Neonatal Infectious Diseases/Immunology
Neonatal Infectious Diseases/Immunology 3
Kee Thai Yeo, MD MS FAAP FAMS (he/him/his)
Consultant
KK Women’s & Children’s Hospital
Singapore, Singapore
This prospective cohort study was conducted in a tertiary-level neonatal intensive care unit in Singapore. Clinical data and twice weekly fecal samples were collected during the first 75 days of life from infants born < 31 weeks gestational age. Fecal samples underwent shotgun metagenomic sequencing; resulting reads were aligned to Kraken 2 for taxonomic classification.
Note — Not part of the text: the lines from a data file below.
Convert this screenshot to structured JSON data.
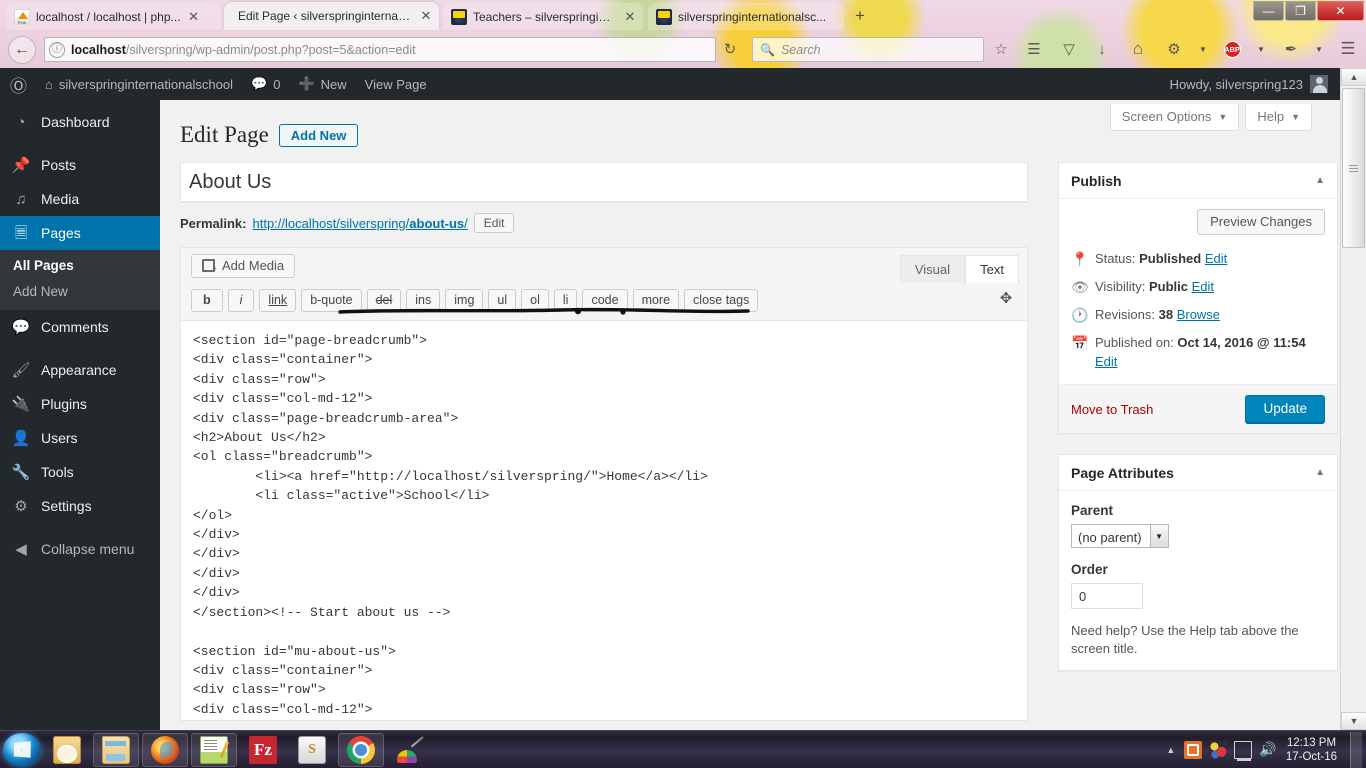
{
  "browser": {
    "tabs": [
      {
        "label": "localhost / localhost | php...",
        "favicon": "phpmyadmin-icon",
        "active": false,
        "close_label": "✕"
      },
      {
        "label": "Edit Page ‹ silverspringinternati...",
        "favicon": "wordpress-icon",
        "active": true,
        "close_label": "✕"
      },
      {
        "label": "Teachers – silverspringinter...",
        "favicon": "wordpress-icon",
        "active": false,
        "close_label": "✕"
      },
      {
        "label": "silverspringinternationalsc...",
        "favicon": "wordpress-icon",
        "active": false,
        "close_label": "✕"
      }
    ],
    "new_tab_label": "+",
    "window_controls": {
      "minimize": "—",
      "maximize": "❐",
      "close": "✕"
    },
    "back_label": "←",
    "identity_icon_label": "ⓘ",
    "url_host": "localhost",
    "url_path": "/silverspring/wp-admin/post.php?post=5&action=edit",
    "reload_label": "↻",
    "search_placeholder": "Search",
    "search_value": "",
    "toolbar_icons": [
      {
        "name": "bookmark-star-icon",
        "glyph": "☆"
      },
      {
        "name": "reading-list-icon",
        "glyph": "☰"
      },
      {
        "name": "pocket-icon",
        "glyph": "▽"
      },
      {
        "name": "downloads-icon",
        "glyph": "↓"
      },
      {
        "name": "home-icon",
        "glyph": "⌂"
      },
      {
        "name": "extension-icon",
        "glyph": "⚙"
      },
      {
        "name": "extension-caret-icon",
        "glyph": "▼"
      },
      {
        "name": "adblock-plus-icon",
        "glyph": "ABP"
      },
      {
        "name": "adblock-caret-icon",
        "glyph": "▼"
      },
      {
        "name": "eyedropper-icon",
        "glyph": "✒"
      },
      {
        "name": "eyedropper-caret-icon",
        "glyph": "▼"
      },
      {
        "name": "menu-hamburger-icon",
        "glyph": "☰"
      }
    ]
  },
  "adminbar": {
    "wp_logo": "wordpress-logo",
    "site_name": "silverspringinternationalschool",
    "comments_count": "0",
    "new_label": "New",
    "view_page_label": "View Page",
    "howdy": "Howdy, silverspring123"
  },
  "sidebar": {
    "items": [
      {
        "label": "Dashboard",
        "icon": "dashboard-icon",
        "glyph": "◔",
        "current": false
      },
      {
        "label": "Posts",
        "icon": "pin-icon",
        "glyph": "✒",
        "current": false
      },
      {
        "label": "Media",
        "icon": "media-icon",
        "glyph": "♫",
        "current": false
      },
      {
        "label": "Pages",
        "icon": "pages-icon",
        "glyph": "❐",
        "current": true
      },
      {
        "label": "Comments",
        "icon": "comment-icon",
        "glyph": "✉",
        "current": false
      },
      {
        "label": "Appearance",
        "icon": "appearance-brush-icon",
        "glyph": "⚒",
        "current": false
      },
      {
        "label": "Plugins",
        "icon": "plugins-plug-icon",
        "glyph": "⚡",
        "current": false
      },
      {
        "label": "Users",
        "icon": "users-icon",
        "glyph": "☺",
        "current": false
      },
      {
        "label": "Tools",
        "icon": "tools-wrench-icon",
        "glyph": "⚒",
        "current": false
      },
      {
        "label": "Settings",
        "icon": "settings-sliders-icon",
        "glyph": "⚙",
        "current": false
      }
    ],
    "submenu": [
      {
        "label": "All Pages",
        "current": true
      },
      {
        "label": "Add New",
        "current": false
      }
    ],
    "collapse_label": "Collapse menu",
    "collapse_icon": "collapse-arrow-icon"
  },
  "screen_meta": {
    "screen_options": "Screen Options",
    "help": "Help",
    "caret": "▼"
  },
  "page": {
    "title": "Edit Page",
    "add_new_label": "Add New",
    "post_title_value": "About Us",
    "post_title_placeholder": "Enter title here",
    "permalink_label": "Permalink:",
    "permalink_prefix": "http://localhost/silverspring/",
    "permalink_slug": "about-us",
    "permalink_suffix": "/",
    "permalink_edit_label": "Edit"
  },
  "editor": {
    "add_media_label": "Add Media",
    "add_media_icon": "add-media-icon",
    "tab_visual": "Visual",
    "tab_text": "Text",
    "active_tab": "Text",
    "fullscreen_icon": "fullscreen-icon",
    "quicktags": [
      "b",
      "i",
      "link",
      "b-quote",
      "del",
      "ins",
      "img",
      "ul",
      "ol",
      "li",
      "code",
      "more",
      "close tags"
    ],
    "content": "<section id=\"page-breadcrumb\">\n<div class=\"container\">\n<div class=\"row\">\n<div class=\"col-md-12\">\n<div class=\"page-breadcrumb-area\">\n<h2>About Us</h2>\n<ol class=\"breadcrumb\">\n        <li><a href=\"http://localhost/silverspring/\">Home</a></li>\n        <li class=\"active\">School</li>\n</ol>\n</div>\n</div>\n</div>\n</div>\n</section><!-- Start about us -->\n\n<section id=\"mu-about-us\">\n<div class=\"container\">\n<div class=\"row\">\n<div class=\"col-md-12\">"
  },
  "publish_box": {
    "title": "Publish",
    "toggle": "▲",
    "preview_label": "Preview Changes",
    "status_label": "Status:",
    "status_value": "Published",
    "status_edit": "Edit",
    "status_icon": "pin-marker-icon",
    "visibility_label": "Visibility:",
    "visibility_value": "Public",
    "visibility_edit": "Edit",
    "visibility_icon": "eye-icon",
    "revisions_label": "Revisions:",
    "revisions_value": "38",
    "revisions_browse": "Browse",
    "revisions_icon": "clock-icon",
    "published_label": "Published on:",
    "published_value": "Oct 14, 2016 @ 11:54",
    "published_edit": "Edit",
    "published_icon": "calendar-icon",
    "trash_label": "Move to Trash",
    "update_label": "Update",
    "accent_color": "#0085ba",
    "trash_color": "#a00"
  },
  "page_attributes": {
    "title": "Page Attributes",
    "toggle": "▲",
    "parent_label": "Parent",
    "parent_value": "(no parent)",
    "parent_caret": "▼",
    "order_label": "Order",
    "order_value": "0",
    "help_note": "Need help? Use the Help tab above the screen title."
  },
  "scrollbar": {
    "up": "▲",
    "down": "▼"
  },
  "taskbar": {
    "start_label": "Start",
    "apps": [
      {
        "name": "taskbar-mail-icon",
        "cls": "g-mail",
        "pinned": false
      },
      {
        "name": "taskbar-explorer-icon",
        "cls": "g-folder",
        "pinned": true
      },
      {
        "name": "taskbar-firefox-icon",
        "cls": "g-firefox",
        "pinned": true
      },
      {
        "name": "taskbar-notepadpp-icon",
        "cls": "g-notepad",
        "pinned": true
      },
      {
        "name": "taskbar-filezilla-icon",
        "cls": "g-fz",
        "pinned": false,
        "text": "Fz"
      },
      {
        "name": "taskbar-sublime-icon",
        "cls": "g-sub",
        "pinned": false,
        "text": "S"
      },
      {
        "name": "taskbar-chrome-icon",
        "cls": "g-chrome",
        "pinned": true
      },
      {
        "name": "taskbar-paint-icon",
        "cls": "g-paint",
        "pinned": false
      }
    ],
    "tray": [
      {
        "name": "tray-expand-arrow-icon",
        "cls": "t-arrow",
        "glyph": "▲"
      },
      {
        "name": "tray-xampp-icon",
        "cls": "t-orange",
        "glyph": ""
      },
      {
        "name": "tray-colorpicker-icon",
        "cls": "t-color",
        "glyph": ""
      },
      {
        "name": "tray-network-icon",
        "cls": "t-net",
        "glyph": ""
      },
      {
        "name": "tray-volume-icon",
        "cls": "t-vol",
        "glyph": "🔊"
      }
    ],
    "clock_time": "12:13 PM",
    "clock_date": "17-Oct-16"
  }
}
We utilized permutational multivariate analysis of variance (PERMANOVA) and mixed effects linear regression to evaluate associations between clinical factors and gut microbiota composition.
We sequenced 581 fecal samples from 75 neonates with a median (IQR) gestational age of 27 (25, 29) weeks. Metagenomic sequencing generated a median (IQR) sequencing depth of 5.9M (4.4M, 34.9M) paired-end reads per sample. Day of life (PERMANOVA; R2=0.022, p=0.001), feeding modality (R2=0.020, p=0.001), and antibiotic exposures (R2=0.018, p=0.001) accounted for the most variance in overall gut microbiota composition (Figure 1). Broad-spectrum antibiotic exposures were associated with lower relative abundances of both potential pathogens, e.g., Enterobacter, Klebsiella, and Enterococcus, and putatively beneficial bacteria, e.g., Bifidobacteria (Figure 2). Metronidazole and carbapenem exposures were associated with an increase in Staphylococcus species.
Eighteen (24%) infants developed BSI; the most frequent causative organisms were Streptococcus agalactiae (n=5), Klebsiella pneumoniae (n=3), and Staphylococcus spp. (n=4). The causative species was detected in the gut microbiota of 17 of these 18 infants. The relative abundance of the BSI species in the gut microbiota was ≥50% immediately prior to or at the time of BSI in 9 (50%) infants. Four (22%) infants had persistent high abundance of the BSI species in the gut microbiota despite definitive antibiotic therapy (Figure 3).